Her geçen gün HDP nin % 10 gibi dünyanın hiçbir demokrasisinde bulunmayan bir seçim barajını aşma ihtimali karşısındaki İktidar partisi ve kendine özgü bir başkanlık sistemini kurgulamaya çalışan Cumhurbaşkanının öfkesini anlamak, demokratik ve şefaf bir seçim mantığıyla tarif etmek imkânsızdır.

“Velev ki” HDP %10 luk haksız barajı aşarak parlamentoya girmeyi başarsın. Ya da Cumhurbaşkanı Erdoğan’ın tek başına başkanlık sistemini ihdas edecek sayıda milletvekilini bulmayı engellesin veya halkın daha yüksek oranda göstereceği teveccühle AKP nin tek başına hükümet kuracak sayıda Milletvekili çıkarmasını önlesin.

Bütün bunlar İnsanın, Asker’in Gerillanın, siyasetçinin,’vatandaşın, Yada Roboski’de olduğu gibi Kürt’ün katırının öldürülme sini’mi gerektiriyor.

Ağrı’da 4 asker’in yaralanması genelkurmay başkanlığının açıklamasına göre 5 PKK gerillasının öldürülmesi toplumun kimyasını bozmaktan başka hangi çözüm biçimini karşılamaktadır.

Bir yandan PKK ile barış görüşmesi yapıp diğer yandan Kürtlerin katırını öldüren bir devlet zihniyeti.
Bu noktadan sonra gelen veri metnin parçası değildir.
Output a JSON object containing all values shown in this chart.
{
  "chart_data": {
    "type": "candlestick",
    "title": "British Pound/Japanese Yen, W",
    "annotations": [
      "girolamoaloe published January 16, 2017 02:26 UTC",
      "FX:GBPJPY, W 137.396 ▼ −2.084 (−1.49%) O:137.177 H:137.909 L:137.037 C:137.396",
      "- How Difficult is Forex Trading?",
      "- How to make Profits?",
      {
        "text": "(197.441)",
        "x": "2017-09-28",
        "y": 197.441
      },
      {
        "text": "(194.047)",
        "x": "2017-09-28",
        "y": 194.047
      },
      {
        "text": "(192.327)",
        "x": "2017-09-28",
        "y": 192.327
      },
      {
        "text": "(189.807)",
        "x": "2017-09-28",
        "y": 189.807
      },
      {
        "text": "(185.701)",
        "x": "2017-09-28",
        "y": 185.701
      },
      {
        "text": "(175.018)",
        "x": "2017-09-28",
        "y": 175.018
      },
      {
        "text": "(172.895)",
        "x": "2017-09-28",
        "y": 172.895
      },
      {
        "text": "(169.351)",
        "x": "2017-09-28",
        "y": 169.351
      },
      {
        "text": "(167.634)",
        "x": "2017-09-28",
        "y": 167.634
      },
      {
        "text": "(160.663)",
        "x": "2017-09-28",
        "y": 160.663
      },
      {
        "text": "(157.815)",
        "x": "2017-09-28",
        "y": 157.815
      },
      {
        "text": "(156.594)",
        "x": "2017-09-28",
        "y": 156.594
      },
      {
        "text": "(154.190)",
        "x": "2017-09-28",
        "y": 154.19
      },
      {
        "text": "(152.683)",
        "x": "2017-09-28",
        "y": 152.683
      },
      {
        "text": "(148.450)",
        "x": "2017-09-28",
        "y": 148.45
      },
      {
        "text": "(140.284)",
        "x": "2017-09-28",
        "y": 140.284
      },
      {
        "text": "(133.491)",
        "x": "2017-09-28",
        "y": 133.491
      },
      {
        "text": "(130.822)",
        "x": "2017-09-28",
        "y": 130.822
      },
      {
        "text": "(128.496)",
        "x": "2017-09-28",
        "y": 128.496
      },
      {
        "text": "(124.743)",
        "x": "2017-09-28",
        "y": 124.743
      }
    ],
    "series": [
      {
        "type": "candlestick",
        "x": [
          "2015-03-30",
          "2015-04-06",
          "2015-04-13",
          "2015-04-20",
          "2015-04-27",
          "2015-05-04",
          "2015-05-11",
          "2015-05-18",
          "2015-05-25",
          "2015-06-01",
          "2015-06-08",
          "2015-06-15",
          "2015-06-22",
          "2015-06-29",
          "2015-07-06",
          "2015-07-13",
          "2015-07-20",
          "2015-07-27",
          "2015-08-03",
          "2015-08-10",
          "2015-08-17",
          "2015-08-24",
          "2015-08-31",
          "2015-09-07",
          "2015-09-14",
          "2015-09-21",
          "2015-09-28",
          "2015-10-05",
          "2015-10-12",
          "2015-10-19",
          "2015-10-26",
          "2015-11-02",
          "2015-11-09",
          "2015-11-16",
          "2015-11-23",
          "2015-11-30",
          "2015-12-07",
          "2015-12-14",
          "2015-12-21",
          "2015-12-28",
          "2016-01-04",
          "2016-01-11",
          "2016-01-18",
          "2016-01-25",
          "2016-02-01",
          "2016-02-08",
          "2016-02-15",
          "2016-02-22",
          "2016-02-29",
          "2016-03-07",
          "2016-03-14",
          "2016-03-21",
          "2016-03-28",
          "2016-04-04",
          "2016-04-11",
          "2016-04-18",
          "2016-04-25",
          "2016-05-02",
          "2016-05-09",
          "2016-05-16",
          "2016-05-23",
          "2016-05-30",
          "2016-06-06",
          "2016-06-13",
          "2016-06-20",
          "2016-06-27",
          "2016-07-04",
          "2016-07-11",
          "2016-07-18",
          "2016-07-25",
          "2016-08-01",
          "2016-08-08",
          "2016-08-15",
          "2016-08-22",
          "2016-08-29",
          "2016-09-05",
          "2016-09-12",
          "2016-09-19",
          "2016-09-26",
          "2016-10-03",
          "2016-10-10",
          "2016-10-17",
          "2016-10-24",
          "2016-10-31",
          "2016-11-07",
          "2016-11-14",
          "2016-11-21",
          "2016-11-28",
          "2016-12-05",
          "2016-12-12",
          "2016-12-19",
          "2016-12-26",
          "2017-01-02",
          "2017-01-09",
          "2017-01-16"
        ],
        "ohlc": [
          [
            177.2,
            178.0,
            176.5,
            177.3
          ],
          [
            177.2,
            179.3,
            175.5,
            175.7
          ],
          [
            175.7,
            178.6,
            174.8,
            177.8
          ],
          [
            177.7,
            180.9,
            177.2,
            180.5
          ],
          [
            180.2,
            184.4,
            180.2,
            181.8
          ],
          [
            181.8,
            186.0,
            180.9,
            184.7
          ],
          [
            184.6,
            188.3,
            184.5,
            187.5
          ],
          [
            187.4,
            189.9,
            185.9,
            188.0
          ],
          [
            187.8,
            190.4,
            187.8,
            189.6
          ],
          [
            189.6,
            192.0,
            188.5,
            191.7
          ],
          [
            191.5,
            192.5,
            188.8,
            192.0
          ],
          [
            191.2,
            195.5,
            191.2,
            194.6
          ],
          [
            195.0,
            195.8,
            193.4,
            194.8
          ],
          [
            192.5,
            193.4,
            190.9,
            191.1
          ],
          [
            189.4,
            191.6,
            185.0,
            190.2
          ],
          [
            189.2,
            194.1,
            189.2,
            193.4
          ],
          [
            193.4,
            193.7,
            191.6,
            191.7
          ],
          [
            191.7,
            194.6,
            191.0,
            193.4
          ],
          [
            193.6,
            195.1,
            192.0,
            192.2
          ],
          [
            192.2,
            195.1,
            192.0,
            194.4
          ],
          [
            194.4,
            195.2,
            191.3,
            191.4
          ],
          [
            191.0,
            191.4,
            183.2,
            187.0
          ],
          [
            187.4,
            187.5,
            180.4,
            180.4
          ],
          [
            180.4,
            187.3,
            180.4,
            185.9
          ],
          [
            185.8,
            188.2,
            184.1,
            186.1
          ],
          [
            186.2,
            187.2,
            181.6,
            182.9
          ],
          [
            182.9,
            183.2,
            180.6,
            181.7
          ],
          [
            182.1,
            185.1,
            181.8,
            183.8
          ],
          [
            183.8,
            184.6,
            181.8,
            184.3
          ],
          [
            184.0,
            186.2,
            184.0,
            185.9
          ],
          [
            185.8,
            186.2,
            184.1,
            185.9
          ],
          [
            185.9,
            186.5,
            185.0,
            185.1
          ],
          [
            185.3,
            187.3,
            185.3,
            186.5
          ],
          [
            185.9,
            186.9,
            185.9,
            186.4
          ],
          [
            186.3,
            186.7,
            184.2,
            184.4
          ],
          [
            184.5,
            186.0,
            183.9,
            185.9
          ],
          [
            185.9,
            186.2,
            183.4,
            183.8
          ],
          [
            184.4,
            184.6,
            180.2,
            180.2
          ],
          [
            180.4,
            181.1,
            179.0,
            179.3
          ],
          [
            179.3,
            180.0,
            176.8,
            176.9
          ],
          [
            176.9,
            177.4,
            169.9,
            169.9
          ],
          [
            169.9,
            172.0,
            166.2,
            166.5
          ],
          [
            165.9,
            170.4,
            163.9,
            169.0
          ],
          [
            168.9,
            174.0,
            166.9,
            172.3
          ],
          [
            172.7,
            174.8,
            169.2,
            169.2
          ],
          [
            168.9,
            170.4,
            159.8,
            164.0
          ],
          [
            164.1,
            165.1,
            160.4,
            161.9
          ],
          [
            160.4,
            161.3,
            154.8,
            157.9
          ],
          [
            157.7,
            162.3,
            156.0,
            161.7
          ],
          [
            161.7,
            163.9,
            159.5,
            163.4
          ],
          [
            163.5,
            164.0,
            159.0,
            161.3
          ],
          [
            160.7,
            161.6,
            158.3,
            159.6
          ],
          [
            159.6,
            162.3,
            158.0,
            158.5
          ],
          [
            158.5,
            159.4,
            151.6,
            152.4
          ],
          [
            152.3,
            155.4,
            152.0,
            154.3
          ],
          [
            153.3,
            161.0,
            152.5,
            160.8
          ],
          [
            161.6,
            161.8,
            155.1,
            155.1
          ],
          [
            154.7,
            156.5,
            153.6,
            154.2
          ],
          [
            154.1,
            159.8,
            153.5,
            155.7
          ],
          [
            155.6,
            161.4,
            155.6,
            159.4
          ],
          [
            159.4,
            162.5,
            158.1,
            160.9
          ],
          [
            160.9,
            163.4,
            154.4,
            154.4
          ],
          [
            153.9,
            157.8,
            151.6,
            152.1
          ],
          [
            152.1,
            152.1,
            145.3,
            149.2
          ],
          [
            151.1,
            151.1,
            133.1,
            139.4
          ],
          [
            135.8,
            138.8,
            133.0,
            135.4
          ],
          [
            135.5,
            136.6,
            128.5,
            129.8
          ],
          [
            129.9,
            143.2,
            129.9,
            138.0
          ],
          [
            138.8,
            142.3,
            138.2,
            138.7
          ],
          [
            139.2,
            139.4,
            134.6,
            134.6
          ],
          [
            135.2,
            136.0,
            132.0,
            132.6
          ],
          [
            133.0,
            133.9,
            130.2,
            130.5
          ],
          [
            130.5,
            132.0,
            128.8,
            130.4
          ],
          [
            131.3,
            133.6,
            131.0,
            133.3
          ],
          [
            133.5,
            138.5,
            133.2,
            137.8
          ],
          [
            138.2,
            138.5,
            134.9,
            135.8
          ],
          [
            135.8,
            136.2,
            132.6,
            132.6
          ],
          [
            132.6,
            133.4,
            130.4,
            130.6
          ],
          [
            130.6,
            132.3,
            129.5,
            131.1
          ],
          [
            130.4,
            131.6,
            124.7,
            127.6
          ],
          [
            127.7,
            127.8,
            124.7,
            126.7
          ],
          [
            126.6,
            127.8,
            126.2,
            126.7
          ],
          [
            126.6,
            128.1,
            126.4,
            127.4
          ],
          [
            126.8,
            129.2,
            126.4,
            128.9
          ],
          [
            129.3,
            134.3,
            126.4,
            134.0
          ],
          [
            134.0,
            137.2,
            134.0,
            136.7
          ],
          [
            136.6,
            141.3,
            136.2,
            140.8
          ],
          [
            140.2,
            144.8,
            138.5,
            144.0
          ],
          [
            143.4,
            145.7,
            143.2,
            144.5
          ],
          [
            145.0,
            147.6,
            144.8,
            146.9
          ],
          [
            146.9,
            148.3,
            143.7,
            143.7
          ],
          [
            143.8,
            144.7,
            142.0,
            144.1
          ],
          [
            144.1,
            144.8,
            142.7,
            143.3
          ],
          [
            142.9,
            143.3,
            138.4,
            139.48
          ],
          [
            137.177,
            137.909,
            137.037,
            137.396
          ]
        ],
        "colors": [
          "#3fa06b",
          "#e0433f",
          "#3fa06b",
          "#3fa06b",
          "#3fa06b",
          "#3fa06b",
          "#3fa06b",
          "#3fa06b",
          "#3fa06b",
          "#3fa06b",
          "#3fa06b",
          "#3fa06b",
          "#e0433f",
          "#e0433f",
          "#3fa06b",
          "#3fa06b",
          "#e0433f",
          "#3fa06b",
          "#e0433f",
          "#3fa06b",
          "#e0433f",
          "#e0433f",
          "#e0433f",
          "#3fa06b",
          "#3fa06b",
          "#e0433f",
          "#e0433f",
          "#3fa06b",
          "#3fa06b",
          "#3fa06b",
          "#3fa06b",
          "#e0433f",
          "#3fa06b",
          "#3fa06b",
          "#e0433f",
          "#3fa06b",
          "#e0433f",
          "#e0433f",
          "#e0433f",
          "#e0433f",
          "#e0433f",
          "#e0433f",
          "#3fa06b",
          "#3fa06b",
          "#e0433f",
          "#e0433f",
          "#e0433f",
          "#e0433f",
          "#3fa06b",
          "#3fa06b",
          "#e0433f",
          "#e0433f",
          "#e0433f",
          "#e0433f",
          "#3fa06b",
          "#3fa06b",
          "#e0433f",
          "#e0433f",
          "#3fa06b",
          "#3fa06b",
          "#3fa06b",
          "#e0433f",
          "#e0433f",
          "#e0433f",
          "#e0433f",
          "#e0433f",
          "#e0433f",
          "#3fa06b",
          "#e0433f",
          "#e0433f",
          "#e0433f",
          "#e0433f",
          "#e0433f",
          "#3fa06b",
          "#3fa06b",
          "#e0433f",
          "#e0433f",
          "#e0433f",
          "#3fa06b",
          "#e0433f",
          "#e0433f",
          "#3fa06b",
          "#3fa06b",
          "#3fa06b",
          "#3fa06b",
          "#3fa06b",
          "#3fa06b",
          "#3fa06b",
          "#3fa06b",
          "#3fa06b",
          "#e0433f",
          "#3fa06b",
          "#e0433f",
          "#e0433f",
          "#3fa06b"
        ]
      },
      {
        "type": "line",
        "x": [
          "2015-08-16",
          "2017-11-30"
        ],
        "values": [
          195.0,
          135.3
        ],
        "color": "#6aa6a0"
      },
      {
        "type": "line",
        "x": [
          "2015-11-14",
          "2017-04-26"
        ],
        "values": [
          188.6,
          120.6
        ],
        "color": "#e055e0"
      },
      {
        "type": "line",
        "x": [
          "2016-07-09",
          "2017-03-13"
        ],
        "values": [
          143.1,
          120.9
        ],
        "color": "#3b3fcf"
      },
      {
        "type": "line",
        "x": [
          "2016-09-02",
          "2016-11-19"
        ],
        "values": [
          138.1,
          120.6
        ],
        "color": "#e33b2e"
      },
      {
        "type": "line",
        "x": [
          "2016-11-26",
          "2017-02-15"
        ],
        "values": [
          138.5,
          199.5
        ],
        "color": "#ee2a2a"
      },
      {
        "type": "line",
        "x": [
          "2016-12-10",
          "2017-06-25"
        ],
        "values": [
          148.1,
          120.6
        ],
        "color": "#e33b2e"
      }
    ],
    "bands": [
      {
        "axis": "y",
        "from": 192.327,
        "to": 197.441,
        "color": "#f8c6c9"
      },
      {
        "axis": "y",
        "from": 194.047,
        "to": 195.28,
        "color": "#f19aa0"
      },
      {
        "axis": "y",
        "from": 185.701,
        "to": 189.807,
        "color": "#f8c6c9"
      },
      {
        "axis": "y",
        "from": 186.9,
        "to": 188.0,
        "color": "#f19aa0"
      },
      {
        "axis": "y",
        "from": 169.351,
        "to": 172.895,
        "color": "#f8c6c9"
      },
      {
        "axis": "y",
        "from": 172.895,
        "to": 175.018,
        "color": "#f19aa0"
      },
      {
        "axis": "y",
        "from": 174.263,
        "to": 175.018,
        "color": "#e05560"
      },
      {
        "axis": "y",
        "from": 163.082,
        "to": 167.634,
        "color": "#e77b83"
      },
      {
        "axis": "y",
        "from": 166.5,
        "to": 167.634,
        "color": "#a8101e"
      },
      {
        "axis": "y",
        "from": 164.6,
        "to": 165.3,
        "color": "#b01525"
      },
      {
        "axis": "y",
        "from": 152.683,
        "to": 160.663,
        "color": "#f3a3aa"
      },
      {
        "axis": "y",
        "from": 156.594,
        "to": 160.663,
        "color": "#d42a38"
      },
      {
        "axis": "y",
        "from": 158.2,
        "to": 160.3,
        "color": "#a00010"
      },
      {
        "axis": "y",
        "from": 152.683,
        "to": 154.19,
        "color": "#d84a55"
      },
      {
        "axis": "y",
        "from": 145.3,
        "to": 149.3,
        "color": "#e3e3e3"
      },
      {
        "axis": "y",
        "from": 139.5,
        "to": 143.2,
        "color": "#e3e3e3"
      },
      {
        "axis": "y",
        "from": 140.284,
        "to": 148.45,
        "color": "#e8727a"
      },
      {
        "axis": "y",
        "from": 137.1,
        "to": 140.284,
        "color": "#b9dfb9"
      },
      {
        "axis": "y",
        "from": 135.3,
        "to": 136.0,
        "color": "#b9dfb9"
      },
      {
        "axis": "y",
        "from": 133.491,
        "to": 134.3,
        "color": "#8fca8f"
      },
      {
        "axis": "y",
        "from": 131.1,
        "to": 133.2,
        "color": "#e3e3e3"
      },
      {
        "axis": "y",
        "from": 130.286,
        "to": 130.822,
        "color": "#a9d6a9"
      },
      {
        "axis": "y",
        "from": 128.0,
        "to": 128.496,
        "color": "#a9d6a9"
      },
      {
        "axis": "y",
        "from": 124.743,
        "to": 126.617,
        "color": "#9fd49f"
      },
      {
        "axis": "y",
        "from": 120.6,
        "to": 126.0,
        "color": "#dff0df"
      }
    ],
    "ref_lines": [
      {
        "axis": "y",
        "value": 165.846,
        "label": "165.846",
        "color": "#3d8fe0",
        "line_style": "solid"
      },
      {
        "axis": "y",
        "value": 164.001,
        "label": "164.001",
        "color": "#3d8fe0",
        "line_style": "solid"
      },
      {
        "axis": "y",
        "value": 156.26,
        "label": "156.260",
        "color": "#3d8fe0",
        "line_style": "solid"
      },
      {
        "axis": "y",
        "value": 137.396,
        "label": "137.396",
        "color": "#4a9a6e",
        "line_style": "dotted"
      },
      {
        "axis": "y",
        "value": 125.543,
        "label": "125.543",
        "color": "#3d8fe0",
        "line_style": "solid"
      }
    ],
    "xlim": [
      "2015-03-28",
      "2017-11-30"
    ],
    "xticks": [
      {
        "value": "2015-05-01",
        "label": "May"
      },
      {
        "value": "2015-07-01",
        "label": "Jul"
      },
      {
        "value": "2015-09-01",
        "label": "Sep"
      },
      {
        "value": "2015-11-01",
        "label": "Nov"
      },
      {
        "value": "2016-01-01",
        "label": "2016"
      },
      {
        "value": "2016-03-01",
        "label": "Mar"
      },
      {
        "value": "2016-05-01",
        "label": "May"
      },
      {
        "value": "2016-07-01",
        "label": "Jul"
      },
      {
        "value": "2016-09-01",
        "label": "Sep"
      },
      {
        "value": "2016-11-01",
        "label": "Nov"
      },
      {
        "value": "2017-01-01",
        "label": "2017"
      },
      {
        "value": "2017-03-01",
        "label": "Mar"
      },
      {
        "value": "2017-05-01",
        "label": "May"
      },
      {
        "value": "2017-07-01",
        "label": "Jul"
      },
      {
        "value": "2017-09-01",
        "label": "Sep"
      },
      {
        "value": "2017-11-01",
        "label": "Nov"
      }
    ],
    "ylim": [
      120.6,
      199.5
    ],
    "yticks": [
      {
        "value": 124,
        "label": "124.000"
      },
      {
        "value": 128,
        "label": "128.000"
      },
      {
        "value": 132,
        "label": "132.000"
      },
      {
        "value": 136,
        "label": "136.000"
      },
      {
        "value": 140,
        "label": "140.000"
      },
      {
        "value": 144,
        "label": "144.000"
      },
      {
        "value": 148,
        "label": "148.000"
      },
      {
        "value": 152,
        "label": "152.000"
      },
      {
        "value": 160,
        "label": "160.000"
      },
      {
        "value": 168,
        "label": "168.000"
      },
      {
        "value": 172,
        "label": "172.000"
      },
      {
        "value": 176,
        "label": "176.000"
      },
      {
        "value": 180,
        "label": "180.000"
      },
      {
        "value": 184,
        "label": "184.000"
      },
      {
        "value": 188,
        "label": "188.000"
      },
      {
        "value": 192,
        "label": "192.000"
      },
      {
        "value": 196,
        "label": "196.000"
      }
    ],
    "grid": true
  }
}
Biryandan demokratik siyasal çözüm sürecini gündemleştirip ağrı’da olduğu gibi askeri operasyonları düzenlemeyi gerekli gören bir anlayışı tamda KCK yöneticisi Cemil Bayık’ın “Türk devletiyle savaşmak istemiyoruz bu sorunun demokratik ve siyasal çözümünü istiyoruz” dediği bir an da yaşama geçmesi,

HDP lideri Selahattin Demirtaş’ın  “biz AKP ye güvenmiyoruz” biçimindeki ifadesini teyit etmekten başka neye yarar.